【ひのみやぐら】健康管理は経営の重要事項
「過労死」「長時間労動」「ブラック企業」という言葉が新聞紙上を賑わす一方で、「健康経営」が脚光を浴びている。この取組みは、日本再興戦略に位置づけられており、「国民の健康寿命の延伸」が大きな狙い。企業の従業員の健康管理を経営的な視点で捉え、戦略的に実践。従業員へ健康という〝投資〟をすることで、職場の活力や生産性アップを図り、結果的に業績向上につなげていく。
経済産業省と東京証券取引所では、健康経営に優れた企業を「健康経営銘柄」として選定している。投資家にとって魅力ある企業として紹介し、理解と評価を得ることで、株価向上につながることが期待される。
従来、企業の健康管理対策はまず、法令順守という側面から取り組まれていた。次いで、リスク管理としての職場の健康づくり活動へと進んでいくわけだが、健康経営はさらに積極的な考えのもとに実施されている。誤解を恐れずいえば、従業員の健康管理に取り組むことで、利益を生みだそうというものだ。
いわば〝攻めの健康管理〟といったところだが、近年、大手企業を中心に実施企業が増えている。東京労働局が開催した「産業保健フォーラム IN TOKYO2016」では、企業の好事例が報告されるとともに、これまでの健康管理のあり方を「健康経営」にシフトしていく動きが見て取れた。

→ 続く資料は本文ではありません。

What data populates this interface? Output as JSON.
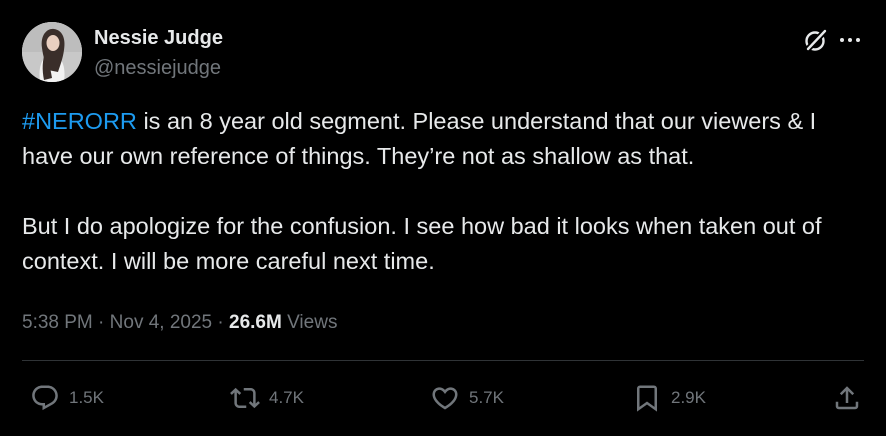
{
  "author": {
    "name": "Nessie Judge",
    "handle": "@nessiejudge"
  },
  "icons": {
    "grok": "grok-icon",
    "more": "more-icon",
    "reply": "reply-icon",
    "retweet": "retweet-icon",
    "like": "heart-icon",
    "bookmark": "bookmark-icon",
    "share": "share-icon"
  },
  "tweet": {
    "hashtag": "#NERORR",
    "paragraph1_rest": " is an 8 year old segment. Please understand that our viewers & I have our own reference of things. They’re not as shallow as that.",
    "paragraph2": "But I do apologize for the confusion. I see how bad it looks when taken out of context. I will be more careful next time."
  },
  "meta": {
    "time": "5:38 PM",
    "separator": " · ",
    "date": "Nov 4, 2025",
    "views_count": "26.6M",
    "views_label": " Views"
  },
  "actions": {
    "replies": "1.5K",
    "reposts": "4.7K",
    "likes": "5.7K",
    "bookmarks": "2.9K"
  },
  "colors": {
    "background": "#000000",
    "text": "#e7e9ea",
    "muted": "#71767b",
    "link": "#1d9bf0",
    "divider": "#2f3336"
  }
}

仕事と治療の両立支援について発表したティーペックの大神田直明人事総務部長は、手厚いがんの一次予防と充実した治療休暇制度の事例紹介を行ったが、同社の方針として健康経営を重視しており、「負担ではなく投資」とのトップの言葉を紹介した。日立国際電気健康管理センタの椋梨奈保子保健師の事例発表でも、今後の課題として健康経営の考え方を定着させることとしている。
過労死などを引き起こした会社は、イメージ失墜をはじめ、損害賠償など損失は少なくない。その一方で、健康管理に力を入れる会社は社会的評価と業績につながる。健康管理は、経営に直結する重要事項になったといって間違いない。